TIFF Report: CHRYSALIS Review

Founder and Editor; Toronto, Canada (@AnarchistTodd)
TIFF Report:  CHRYSALIS Review

Start counting the days until freshman director Julien Leclercq turns up at the helm of a big budget Hollywood action picture. Having just put his name to one of the most striking, distinctive and technical accomplished debut films of recent memory with Chrysalis it is a certainty that men with deep pockets will be calling soon, assuming that he’s not already wading through offers. Leclercq’s debut is an icily precise, coldly beautiful vision of an all-too plausible near future scenario. Seldom has a future world seemed so real on screen.

Albert Dupontel is David Hoffman, a classic hard boiled anti-hero. Hoffman is the classic hard assed cop, prone to violence, unspeaking and unfeeling towards all, particularly since his wife and partner was stabbed to death before his eyes by wanted criminal Dimitri Nicolov. Nicolov is in the business of smuggling people, a disturbing number of whom tend to turn up dead with strange scars around their eyes and their synapses fried. Nicolov remains on the loose since slaying Hoffman’s wife and it is only the thought of bringing him down that keeps the cop going.

Running in parallel to Hofman’s story is that of Manon, a teenaged girl run down in a brutal car wreck. Fortunately Manon’s mother is a leading surgeon engaged in experimental treatments but her recovery process has been long and difficult, leaving her confined to her mother’s clinic for weeks on end and subjected to a battery of bewildering tests. That these two worlds – the human smuggling and the medical research – will meet is obvious enough but how and why is the question.

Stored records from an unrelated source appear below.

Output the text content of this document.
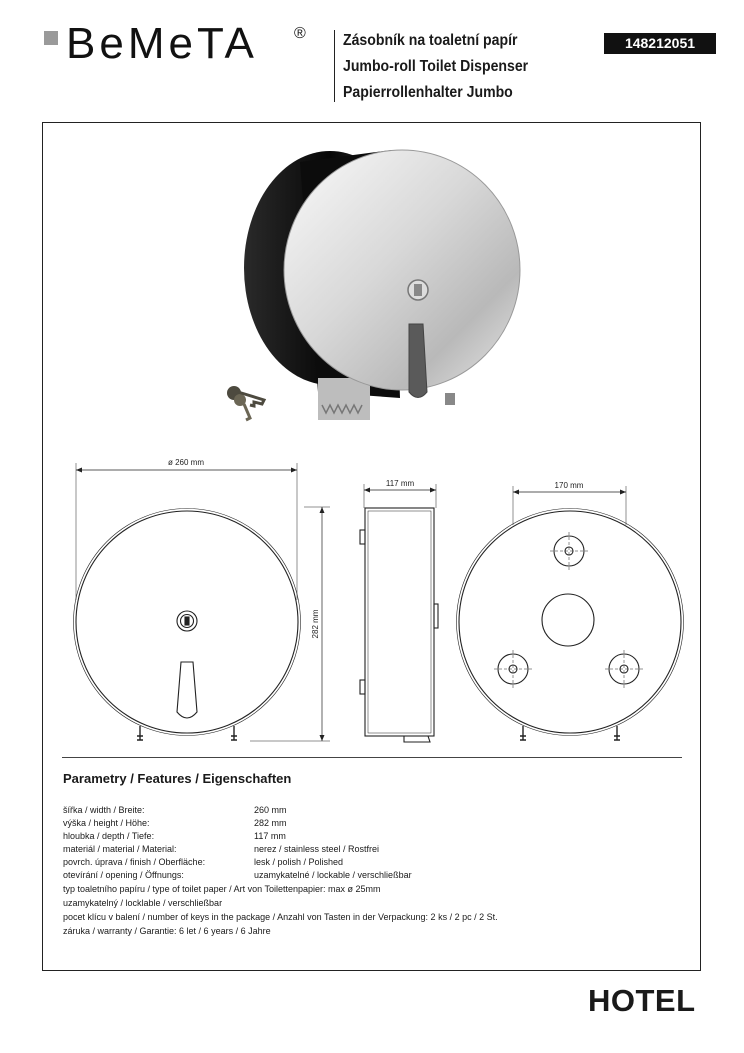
BeMeTA ® Zásobník na toaletní papír
Jumbo-roll Toilet Dispenser
Papierrollenhalter Jumbo
148212051
ø 260 mm
117 mm	170 mm
282 mm
Parametry / Features / Eigenschaften
šířka / width / Breite:	260 mm
výška / height / Höhe:	282 mm
hloubka / depth / Tiefe:	117 mm
materiál / material / Material:	nerez / stainless steel / Rostfrei
povrch. úprava / finish / Oberfläche:	lesk / polish / Polished
otevírání / opening / Öffnungs:	uzamykatelné / lockable / verschließbar
typ toaletního papíru / type of toilet paper / Art von Toilettenpapier: max ø 25mm
uzamykatelný / locklable / verschließbar
pocet klícu v balení / number of keys in the package / Anzahl von Tasten in der Verpackung: 2 ks / 2 pc / 2 St.
záruka / warranty / Garantie: 6 let / 6 years / 6 Jahre
HOTEL
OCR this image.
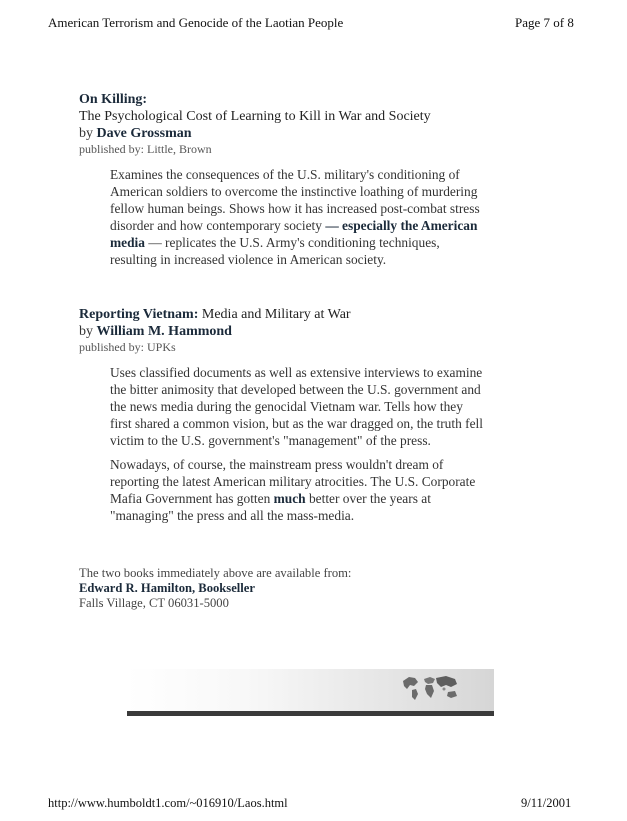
American Terrorism and Genocide of the Laotian People	Page 7 of 8
On Killing:
The Psychological Cost of Learning to Kill in War and Society
by Dave Grossman
published by: Little, Brown
Examines the consequences of the U.S. military's conditioning of
American soldiers to overcome the instinctive loathing of murdering
fellow human beings. Shows how it has increased post-combat stress
disorder and how contemporary society — especially the American
media — replicates the U.S. Army's conditioning techniques,
resulting in increased violence in American society.
Reporting Vietnam: Media and Military at War
by William M. Hammond
published by: UPKs
Uses classified documents as well as extensive interviews to examine
the bitter animosity that developed between the U.S. government and
the news media during the genocidal Vietnam war. Tells how they
first shared a common vision, but as the war dragged on, the truth fell
victim to the U.S. government's "management" of the press.
Nowadays, of course, the mainstream press wouldn't dream of
reporting the latest American military atrocities. The U.S. Corporate
Mafia Government has gotten much better over the years at
"managing" the press and all the mass-media.
The two books immediately above are available from:
Edward R. Hamilton, Bookseller
Falls Village, CT 06031-5000
http://www.humboldt1.com/~016910/Laos.html	9/11/2001
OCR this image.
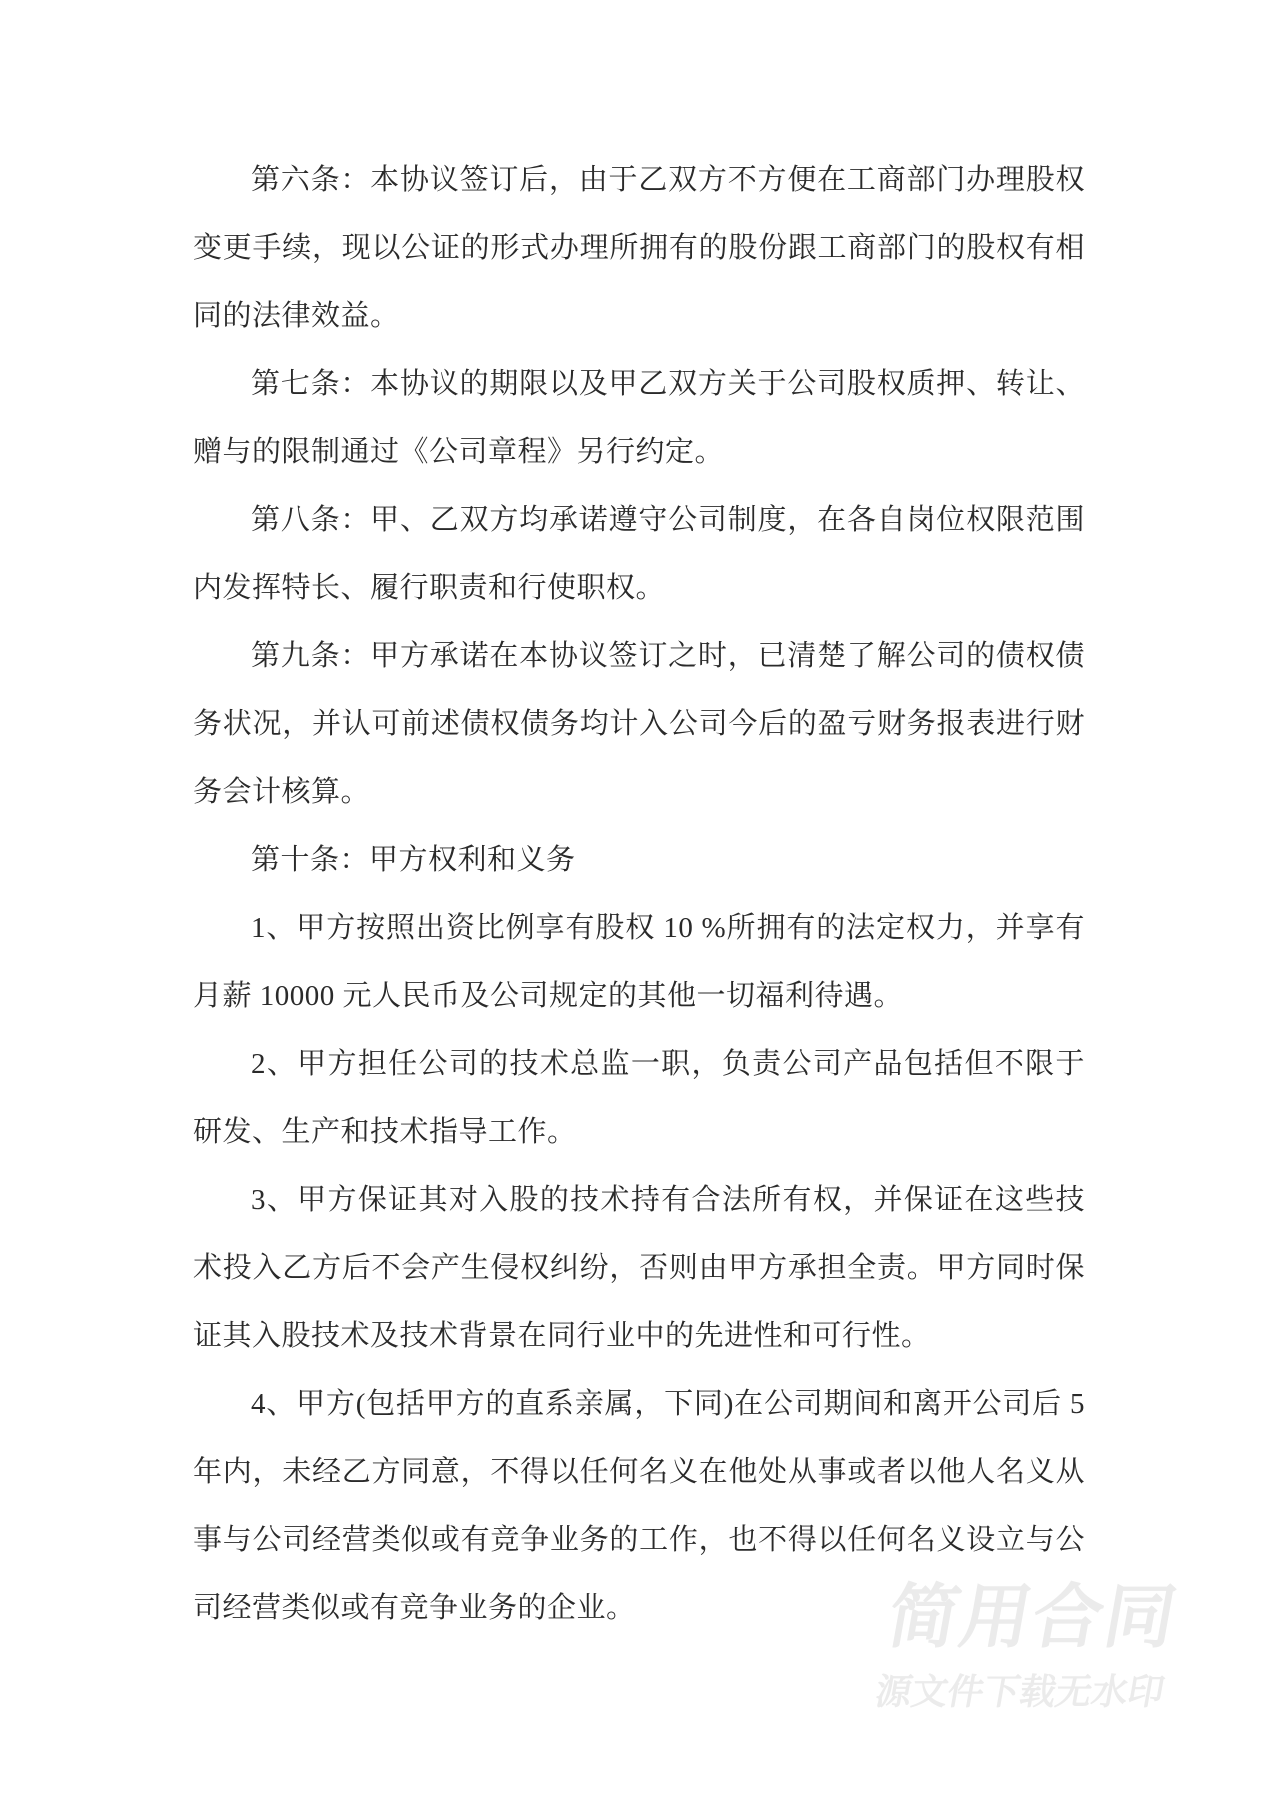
第六条：本协议签订后，由于乙双方不方便在工商部门办理股权变更手续，现以公证的形式办理所拥有的股份跟工商部门的股权有相同的法律效益。

第七条：本协议的期限以及甲乙双方关于公司股权质押、转让、赠与的限制通过《公司章程》另行约定。

第八条：甲、乙双方均承诺遵守公司制度，在各自岗位权限范围内发挥特长、履行职责和行使职权。

第九条：甲方承诺在本协议签订之时，已清楚了解公司的债权债务状况，并认可前述债权债务均计入公司今后的盈亏财务报表进行财务会计核算。

第十条：甲方权利和义务

1、甲方按照出资比例享有股权 10 %所拥有的法定权力，并享有月薪 10000 元人民币及公司规定的其他一切福利待遇。

2、甲方担任公司的技术总监一职，负责公司产品包括但不限于研发、生产和技术指导工作。

3、甲方保证其对入股的技术持有合法所有权，并保证在这些技术投入乙方后不会产生侵权纠纷，否则由甲方承担全责。甲方同时保证其入股技术及技术背景在同行业中的先进性和可行性。

4、甲方(包括甲方的直系亲属，下同)在公司期间和离开公司后 5 年内，未经乙方同意，不得以任何名义在他处从事或者以他人名义从事与公司经营类似或有竞争业务的工作，也不得以任何名义设立与公司经营类似或有竞争业务的企业。	简用合同
源文件下载无水印
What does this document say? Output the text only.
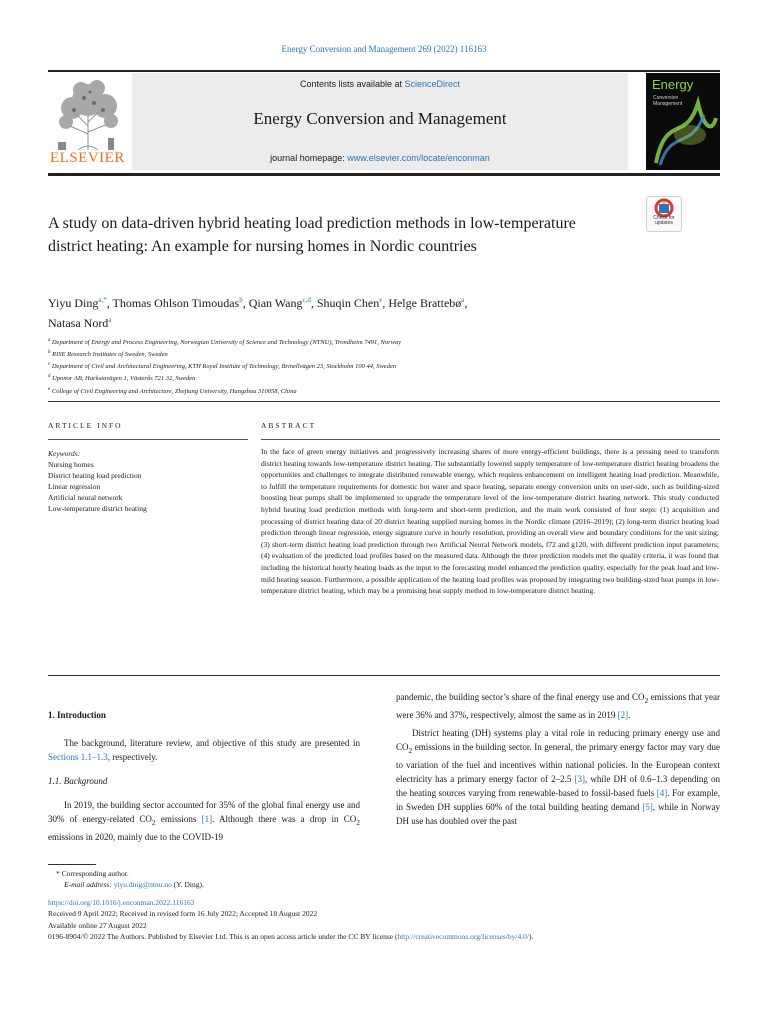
Energy Conversion and Management 269 (2022) 116163
ELSEVIER
Contents lists available at ScienceDirect
Energy Conversion and Management
journal homepage: www.elsevier.com/locate/enconman
Energy
Conversion
Management
Check for updates
A study on data-driven hybrid heating load prediction methods in low-temperature district heating: An example for nursing homes in Nordic countries
Yiyu Ding$^{a,*}$, Thomas Ohlson Timoudas$^b$, Qian Wang$^{c,d}$, Shuqin Chen$^e$, Helge Brattebø$^a$,
Natasa Nord$^a$
$^a$ Department of Energy and Process Engineering, Norwegian University of Science and Technology (NTNU), Trondheim 7491, Norway
$^b$ RISE Research Institutes of Sweden, Sweden
$^c$ Department of Civil and Architectural Engineering, KTH Royal Institute of Technology, Brinellvägen 23, Stockholm 100 44, Sweden
$^d$ Uponor AB, Hackstavägen 1, Västerås 721 32, Sweden
$^e$ College of Civil Engineering and Architecture, Zhejiang University, Hangzhou 310058, China
ARTICLE INFO
Keywords:
Nursing homes
District heating load prediction
Linear regression
Artificial neural network
Low-temperature district heating
ABSTRACT

In the face of green energy initiatives and progressively increasing shares of more energy-efficient buildings, there is a pressing need to transform district heating towards low-temperature district heating. The substantially lowered supply temperature of low-temperature district heating broadens the opportunities and challenges to integrate distributed renewable energy, which requires enhancement on intelligent heating load prediction. Meanwhile, to fulfill the temperature requirements for domestic hot water and space heating, separate energy conversion units on user-side, such as building-sized boosting heat pumps shall be implemented to upgrade the temperature level of the low-temperature district heating network. This study conducted hybrid heating load prediction methods with long-term and short-term prediction, and the main work consisted of four steps: (1) acquisition and processing of district heating data of 20 district heating supplied nursing homes in the Nordic climate (2016–2019); (2) long-term district heating load prediction through linear regression, energy signature curve in hourly resolution, providing an overall view and boundary conditions for the unit sizing; (3) short-term district heating load prediction through two Artificial Neural Network models, f72 and g120, with different prediction input parameters; (4) evaluation of the predicted load profiles based on the measured data. Although the three prediction models met the quality criteria, it was found that including the historical hourly heating loads as the input to the forecasting model enhanced the prediction quality, especially for the peak load and low-mild heating season. Furthermore, a possible application of the heating load profiles was proposed by integrating two building-sized heat pumps in low-temperature district heating, which may be a promising heat supply method in low-temperature district heating.

1. Introduction

The background, literature review, and objective of this study are presented in Sections 1.1–1.3, respectively.

1.1. Background

In 2019, the building sector accounted for 35% of the global final energy use and 30% of energy-related $CO_2$ emissions [1]. Although there was a drop in $CO_2$ emissions in 2020, mainly due to the COVID-19

pandemic, the building sector’s share of the final energy use and $CO_2$ emissions that year were 36% and 37%, respectively, almost the same as in 2019 [2].

District heating (DH) systems play a vital role in reducing primary energy use and $CO_2$ emissions in the building sector. In general, the primary energy factor may vary due to variation of the fuel and incentives within national policies. In the European context electricity has a primary energy factor of 2–2.5 [3], while DH of 0.6–1.3 depending on the heating sources varying from renewable-based to fossil-based fuels [4]. For example, in Sweden DH supplies 60% of the total building heating demand [5], while in Norway DH use has doubled over the past

* Corresponding author.
E-mail address: yiyu.ding@ntnu.no (Y. Ding).
https://doi.org/10.1016/j.enconman.2022.116163
Received 9 April 2022; Received in revised form 16 July 2022; Accepted 18 August 2022
Available online 27 August 2022
0196-8904/© 2022 The Authors. Published by Elsevier Ltd. This is an open access article under the CC BY license (http://creativecommons.org/licenses/by/4.0/).
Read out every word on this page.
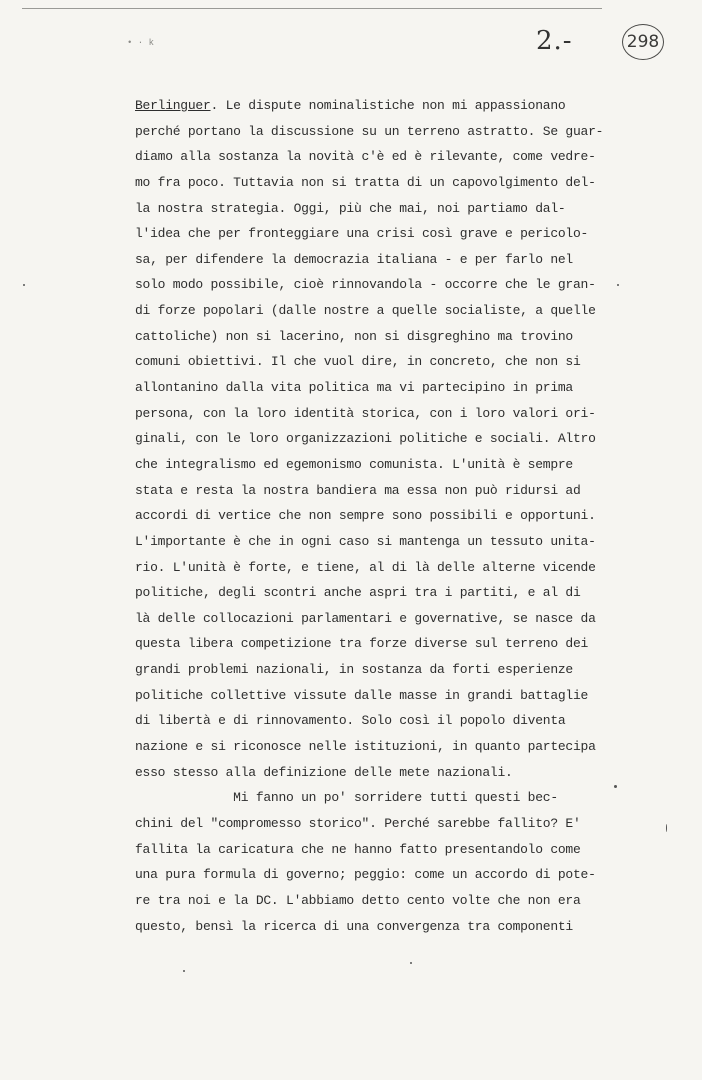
• · k	2.-	298
Berlinguer. Le dispute nominalistiche non mi appassionano
perché portano la discussione su un terreno astratto. Se guar-
diamo alla sostanza la novità c'è ed è rilevante, come vedre-
mo fra poco. Tuttavia non si tratta di un capovolgimento del-
la nostra strategia. Oggi, più che mai, noi partiamo dal-
l'idea che per fronteggiare una crisi così grave e pericolo-
sa, per difendere la democrazia italiana - e per farlo nel
solo modo possibile, cioè rinnovandola - occorre che le gran-
di forze popolari (dalle nostre a quelle socialiste, a quelle
cattoliche) non si lacerino, non si disgreghino ma trovino
comuni obiettivi. Il che vuol dire, in concreto, che non si
allontanino dalla vita politica ma vi partecipino in prima
persona, con la loro identità storica, con i loro valori ori-
ginali, con le loro organizzazioni politiche e sociali. Altro
che integralismo ed egemonismo comunista. L'unità è sempre
stata e resta la nostra bandiera ma essa non può ridursi ad
accordi di vertice che non sempre sono possibili e opportuni.
L'importante è che in ogni caso si mantenga un tessuto unita-
rio. L'unità è forte, e tiene, al di là delle alterne vicende
politiche, degli scontri anche aspri tra i partiti, e al di
là delle collocazioni parlamentari e governative, se nasce da
questa libera competizione tra forze diverse sul terreno dei
grandi problemi nazionali, in sostanza da forti esperienze
politiche collettive vissute dalle masse in grandi battaglie
di libertà e di rinnovamento. Solo così il popolo diventa
nazione e si riconosce nelle istituzioni, in quanto partecipa
esso stesso alla definizione delle mete nazionali.
Mi fanno un po' sorridere tutti questi bec-
chini del "compromesso storico". Perché sarebbe fallito? E'
fallita la caricatura che ne hanno fatto presentandolo come
una pura formula di governo; peggio: come un accordo di pote-
re tra noi e la DC. L'abbiamo detto cento volte che non era
questo, bensì la ricerca di una convergenza tra componenti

Chrysalis is simply a visual marvel. Leclercq has a stunning eye for composition and the wisdom to surround himself with gifted collaborators. The cinematography is stunning, the production design even more so. While a good deal of visual effects are employed they are actually far less common than it may first seem thanks to Leclercq having the good sense to accomplish his future vision dominantly through physical sets and rich production design with the digital touches largely reserved for the insertion of future buildings into the real Paris skyline and for the hologramatic surgery effects.

And Leclercq’s smart hires are just as obvious in front of the camera. Dupontel is a monstrously talented actor, perfectly cast here, as are the key female roles (Estelle Lefébure, Marie Guillard, Marthe Keller, Mélanie Thierry). Also filling a key role is acclaimed stunt and martial arts choreographer Alain Figlarz – known for work on the Bourne films and Brotherhood of the Wolf - who fills the villain’s shoes admirably while also choreographing a series of punishing combat sequences between himself and a buffed up Dupontel.

A film that manages to strike a deft balance between popcorn and artistic depth, Chrysalis manages to deftly balance popcorn and arthouse sensibilities. The ideas that drive it are rich and compelling ones of basic human identity, the performances and characters uniformly strong, the action sequences powerfully visceral. The film is a true sci-fi noir, a rarity these days, and one that – with the exception of one major jump in the plot needed to get the story to its end in decent time – shows no indications whatsoever of any first time jitters from Leclercq. Following the extreme disappointment of Enki Bilal’s high concept sci-fi Immortel Leclercq has arrived to show that not only can the French do this, but they can do it with the best of them.